Example 3 Example 1 was repeated under the same conditions as in Example 1 except that silicon tetrachloride was used as a raw material and the molar ratio of hydrogen / silicon tetrachloride was adjusted to 20 to form a silicon melt. A crystalline silicon foam was obtained.

The apparent density of the solidified particles was measured and found to be 2.05 g / cm ³ .

When the particle size of the crushed product was measured with an SK laser in the same manner as in Example 1, the generation rate of fine particles having a size of 200 μm or less was 0.2%.

[Brief description of the drawings]

FIG. 1 is a schematic diagram showing a typical embodiment of an apparatus for producing a polycrystalline silicon foam of the present invention.

[Explanation of symbols]

 DESCRIPTION OF SYMBOLS 1 Cylindrical container 2 Opening 3 Heating device 4 Chlorosilane supply pipe 6, 11 Seal gas supply pipe 7 Closed container 8 Polycrystalline silicon foam 9 Coolant

Claims (5)

[Claims] 1. Bubbles are present inside and have an apparent density of 2.
A polycrystalline silicon foam having a weight of 20 g / cm ³ or less. 2. The method according to claim 1, wherein the silicon melt melted in the presence of hydrogen is allowed to fall naturally as droplets, and the hydrogen bubbles are fixed in the droplets within a period of 0.2 to 3 seconds.
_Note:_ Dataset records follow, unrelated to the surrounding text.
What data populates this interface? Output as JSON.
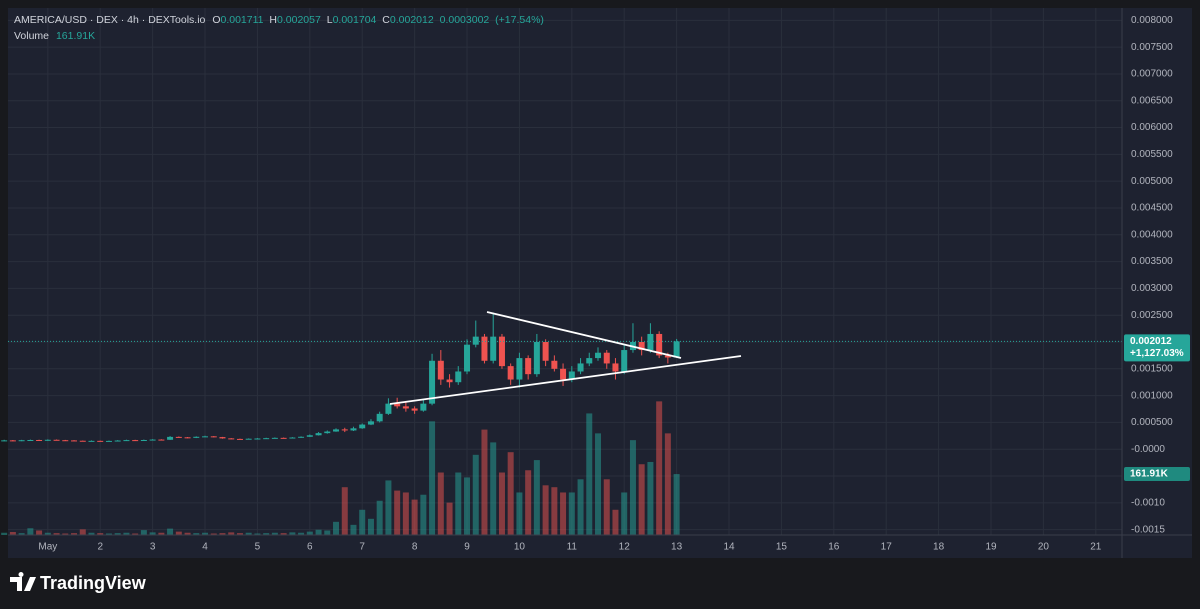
{
  "chart_data": {
    "type": "candlestick",
    "legend": {
      "symbol": "AMERICA/USD · DEX · 4h · DEXTools.io",
      "fields": [
        {
          "label": "O",
          "value": 0.001711
        },
        {
          "label": "H",
          "value": 0.002057
        },
        {
          "label": "L",
          "value": 0.001704
        },
        {
          "label": "C",
          "value": 0.002012
        }
      ],
      "change": 0.0003002,
      "change_pct": {
        "value": 17.54,
        "label": "(+17.54%)"
      },
      "volume_label": "Volume",
      "volume_value": {
        "value": 161910,
        "label": "161.91K"
      }
    },
    "x": [
      0.167,
      0.333,
      0.5,
      0.667,
      0.833,
      1,
      1.167,
      1.333,
      1.5,
      1.667,
      1.833,
      2,
      2.167,
      2.333,
      2.5,
      2.667,
      2.833,
      3,
      3.167,
      3.333,
      3.5,
      3.667,
      3.833,
      4,
      4.167,
      4.333,
      4.5,
      4.667,
      4.833,
      5,
      5.167,
      5.333,
      5.5,
      5.667,
      5.833,
      6,
      6.167,
      6.333,
      6.5,
      6.667,
      6.833,
      7,
      7.167,
      7.333,
      7.5,
      7.667,
      7.833,
      8,
      8.167,
      8.333,
      8.5,
      8.667,
      8.833,
      9,
      9.167,
      9.333,
      9.5,
      9.667,
      9.833,
      10,
      10.167,
      10.333,
      10.5,
      10.667,
      10.833,
      11,
      11.167,
      11.333,
      11.5,
      11.667,
      11.833,
      12,
      12.167,
      12.333,
      12.5,
      12.667,
      12.833,
      13
    ],
    "open": [
      0.000158,
      0.000165,
      0.000155,
      0.000168,
      0.000172,
      0.00016,
      0.000176,
      0.000168,
      0.000164,
      0.000158,
      0.00015,
      0.000156,
      0.000148,
      0.000155,
      0.000162,
      0.00017,
      0.000165,
      0.000172,
      0.00018,
      0.000176,
      0.00023,
      0.000222,
      0.000212,
      0.000232,
      0.00024,
      0.000226,
      0.000202,
      0.000192,
      0.000186,
      0.000196,
      0.0002,
      0.000206,
      0.000212,
      0.000204,
      0.000218,
      0.000232,
      0.00026,
      0.0003,
      0.00033,
      0.00037,
      0.00035,
      0.00039,
      0.00046,
      0.00052,
      0.00066,
      0.00085,
      0.0008,
      0.00076,
      0.00072,
      0.00085,
      0.00165,
      0.0013,
      0.00125,
      0.00145,
      0.00195,
      0.0021,
      0.00165,
      0.0021,
      0.00155,
      0.0013,
      0.0017,
      0.0014,
      0.002,
      0.00165,
      0.0015,
      0.0013,
      0.00145,
      0.0016,
      0.0017,
      0.0018,
      0.0016,
      0.00145,
      0.00185,
      0.002,
      0.00185,
      0.00215,
      0.00175,
      0.001711
    ],
    "high": [
      0.000176,
      0.000172,
      0.000175,
      0.00018,
      0.000178,
      0.000184,
      0.000182,
      0.000174,
      0.00017,
      0.000162,
      0.000164,
      0.00016,
      0.000162,
      0.00017,
      0.000178,
      0.000176,
      0.00018,
      0.000188,
      0.000186,
      0.000245,
      0.000238,
      0.000228,
      0.00024,
      0.000252,
      0.000246,
      0.00023,
      0.000208,
      0.000198,
      0.000202,
      0.000208,
      0.000214,
      0.00022,
      0.000218,
      0.000226,
      0.00024,
      0.000275,
      0.00032,
      0.00035,
      0.00039,
      0.0004,
      0.00042,
      0.00048,
      0.00056,
      0.0007,
      0.00095,
      0.00096,
      0.00088,
      0.0008,
      0.00092,
      0.00178,
      0.00185,
      0.0014,
      0.00155,
      0.00205,
      0.0024,
      0.00215,
      0.00255,
      0.00215,
      0.0016,
      0.0018,
      0.00175,
      0.00215,
      0.00205,
      0.00175,
      0.0016,
      0.00155,
      0.0017,
      0.0018,
      0.0019,
      0.00185,
      0.0017,
      0.00195,
      0.00235,
      0.0021,
      0.00235,
      0.0022,
      0.0018,
      0.002057
    ],
    "low": [
      0.00015,
      0.000148,
      0.00015,
      0.000162,
      0.000154,
      0.000156,
      0.000162,
      0.000158,
      0.00015,
      0.000144,
      0.000145,
      0.000142,
      0.000143,
      0.00015,
      0.000158,
      0.00016,
      0.00016,
      0.000168,
      0.00017,
      0.000172,
      0.000214,
      0.000205,
      0.000208,
      0.000226,
      0.00022,
      0.000196,
      0.000186,
      0.00018,
      0.000182,
      0.00019,
      0.000196,
      0.0002,
      0.000198,
      0.0002,
      0.000212,
      0.000228,
      0.000255,
      0.00029,
      0.000325,
      0.00032,
      0.00034,
      0.00038,
      0.00045,
      0.0005,
      0.00064,
      0.00076,
      0.0007,
      0.00066,
      0.0007,
      0.00082,
      0.0012,
      0.00115,
      0.0012,
      0.0014,
      0.0019,
      0.0016,
      0.0016,
      0.0015,
      0.0012,
      0.00115,
      0.0013,
      0.00135,
      0.00155,
      0.00145,
      0.00118,
      0.00125,
      0.0014,
      0.00155,
      0.00165,
      0.0015,
      0.0013,
      0.0014,
      0.0018,
      0.00175,
      0.0018,
      0.0017,
      0.0016,
      0.001704
    ],
    "close": [
      0.000165,
      0.000155,
      0.000168,
      0.000172,
      0.00016,
      0.000176,
      0.000168,
      0.000164,
      0.000158,
      0.00015,
      0.000156,
      0.000148,
      0.000155,
      0.000162,
      0.00017,
      0.000165,
      0.000172,
      0.00018,
      0.000176,
      0.00023,
      0.000222,
      0.000212,
      0.000232,
      0.00024,
      0.000226,
      0.000202,
      0.000192,
      0.000186,
      0.000196,
      0.0002,
      0.000206,
      0.000212,
      0.000204,
      0.000218,
      0.000232,
      0.00026,
      0.0003,
      0.00033,
      0.00037,
      0.00035,
      0.00039,
      0.00046,
      0.00052,
      0.00066,
      0.00085,
      0.0008,
      0.00076,
      0.00072,
      0.00085,
      0.00165,
      0.0013,
      0.00125,
      0.00145,
      0.00195,
      0.0021,
      0.00165,
      0.0021,
      0.00155,
      0.0013,
      0.0017,
      0.0014,
      0.002,
      0.00165,
      0.0015,
      0.0013,
      0.00145,
      0.0016,
      0.0017,
      0.0018,
      0.0016,
      0.00145,
      0.00185,
      0.002,
      0.00185,
      0.00215,
      0.00175,
      0.001711,
      0.002012
    ],
    "volume": [
      6000,
      8000,
      5000,
      18000,
      12000,
      6000,
      5000,
      4000,
      5000,
      15000,
      6000,
      5000,
      4000,
      5000,
      6000,
      4000,
      13000,
      7000,
      6000,
      17000,
      9000,
      6000,
      5000,
      6000,
      4000,
      5000,
      7000,
      5000,
      6000,
      4000,
      5000,
      6000,
      5000,
      7000,
      6000,
      9000,
      14000,
      12000,
      35000,
      127000,
      27000,
      67000,
      43000,
      91000,
      145000,
      118000,
      113000,
      94000,
      107000,
      302000,
      166000,
      86000,
      166000,
      153000,
      213000,
      280000,
      246000,
      166000,
      220000,
      113000,
      172000,
      199000,
      132000,
      127000,
      113000,
      113000,
      148000,
      323000,
      270000,
      148000,
      67000,
      113000,
      252000,
      188000,
      194000,
      355000,
      270000,
      161910
    ],
    "xlim": [
      0.24,
      21.5
    ],
    "xticks": [
      {
        "value": 1,
        "label": "May"
      },
      2,
      3,
      4,
      5,
      6,
      7,
      8,
      9,
      10,
      11,
      12,
      13,
      14,
      15,
      16,
      17,
      18,
      19,
      20,
      21
    ],
    "ylim": [
      -0.0016,
      0.00823
    ],
    "yticks": [
      {
        "value": 0.008,
        "label": "0.008000"
      },
      {
        "value": 0.0075,
        "label": "0.007500"
      },
      {
        "value": 0.007,
        "label": "0.007000"
      },
      {
        "value": 0.0065,
        "label": "0.006500"
      },
      {
        "value": 0.006,
        "label": "0.006000"
      },
      {
        "value": 0.0055,
        "label": "0.005500"
      },
      {
        "value": 0.005,
        "label": "0.005000"
      },
      {
        "value": 0.0045,
        "label": "0.004500"
      },
      {
        "value": 0.004,
        "label": "0.004000"
      },
      {
        "value": 0.0035,
        "label": "0.003500"
      },
      {
        "value": 0.003,
        "label": "0.003000"
      },
      {
        "value": 0.0025,
        "label": "0.002500"
      },
      {
        "value": 0.002,
        "label": "0.002000"
      },
      {
        "value": 0.0015,
        "label": "0.001500"
      },
      {
        "value": 0.001,
        "label": "0.001000"
      },
      {
        "value": 0.0005,
        "label": "0.000500"
      },
      {
        "value": 0,
        "label": "-0.0000"
      },
      {
        "value": -0.0005,
        "label": "-0.0005"
      },
      {
        "value": -0.001,
        "label": "-0.0010"
      },
      {
        "value": -0.0015,
        "label": "-0.0015"
      }
    ],
    "vlim": [
      0,
      1400000
    ],
    "up_color": "#26a69a",
    "down_color": "#ef5350",
    "grid": true,
    "last_price": 0.002012,
    "last_change": {
      "value": 1127.03,
      "label": "+1,127.03%"
    },
    "last_volume": {
      "value": 161910,
      "label": "161.91K"
    },
    "brand": "TradingView"
  }
}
Of producing a polycrystalline silicon foam. 3. The method for producing a polycrystalline silicon foam according to claim 2, wherein the hydrogen bubbles are fixed in the droplet by bringing the droplet of the silicon melt into contact with a coolant having a temperature of 1100 ° C. or less. 4. The method for producing a polycrystalline silicon foam according to claim 2, wherein precipitation of silicon from chlorosilanes and melting of the silicon are simultaneously performed in the presence of hydrogen. 5. A method for producing granular polycrystalline silicon, comprising crushing the polycrystalline silicon foam according to claim 1 to an average particle diameter of 300 μm to 2 mm.